Antes de ingresar de manera específica al análisis de los argumentos del recurso de casación, se hace necesario realizar algunas breves consideraciones generales con relación a las impugnaciones; en ese entendido diremos que, la Constitución Política del Estado en su art. 180.II contiene una premisa básica que garantiza el principio de impugnación en los procesos judiciales y a su vez, la Convención Americana Sobre Derechos Humanos en su art. 8 num. 2 inc. h) consagra a la impugnación como un derecho fundamental que garantiza a las partes en conflicto a recurrir de una resolución cuando consideren que la misma resulta lesiva a sus derechos, con la esperanza de que el Juez o Tribunal superior repare o corrija las transgresiones acusadas.
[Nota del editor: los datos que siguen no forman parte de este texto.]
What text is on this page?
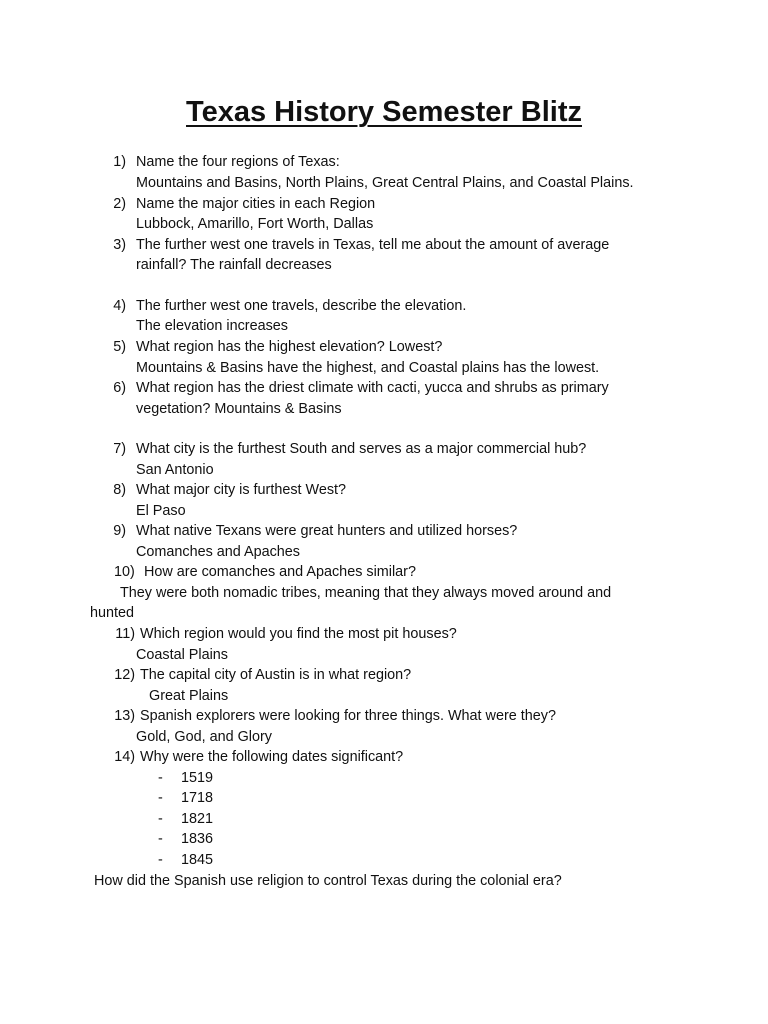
Texas History Semester Blitz
1) Name the four regions of Texas:
Mountains and Basins, North Plains, Great Central Plains, and Coastal Plains.
2) Name the major cities in each Region
Lubbock, Amarillo, Fort Worth, Dallas
3) The further west one travels in Texas, tell me about the amount of average
rainfall? The rainfall decreases
4) The further west one travels, describe the elevation.
The elevation increases
5) What region has the highest elevation? Lowest?
Mountains & Basins have the highest, and Coastal plains has the lowest.
6) What region has the driest climate with cacti, yucca and shrubs as primary
vegetation? Mountains & Basins
7) What city is the furthest South and serves as a major commercial hub?
San Antonio
8) What major city is furthest West?
El Paso
9) What native Texans were great hunters and utilized horses?
Comanches and Apaches
10) How are comanches and Apaches similar?
They were both nomadic tribes, meaning that they always moved around and
hunted
11) Which region would you find the most pit houses?
Coastal Plains
12) The capital city of Austin is in what region?
Great Plains
13) Spanish explorers were looking for three things. What were they?
Gold, God, and Glory
14) Why were the following dates significant?
- 1519
- 1718
- 1821
- 1836
- 1845
How did the Spanish use religion to control Texas during the colonial era?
En la materia que nos ocupa, el recurso ordinario de apelación, es el más usual y común que se encuentra previsto en el art. 256 del Código Procesal Civil el cual señala: “…La apelación es el recurso ordinario concedido a favor de la parte litigante que impugne una resolución judicial que le cause agravio, con objeto de que el tribunal superior la modifique, revoque, deje sin efecto o anule…”.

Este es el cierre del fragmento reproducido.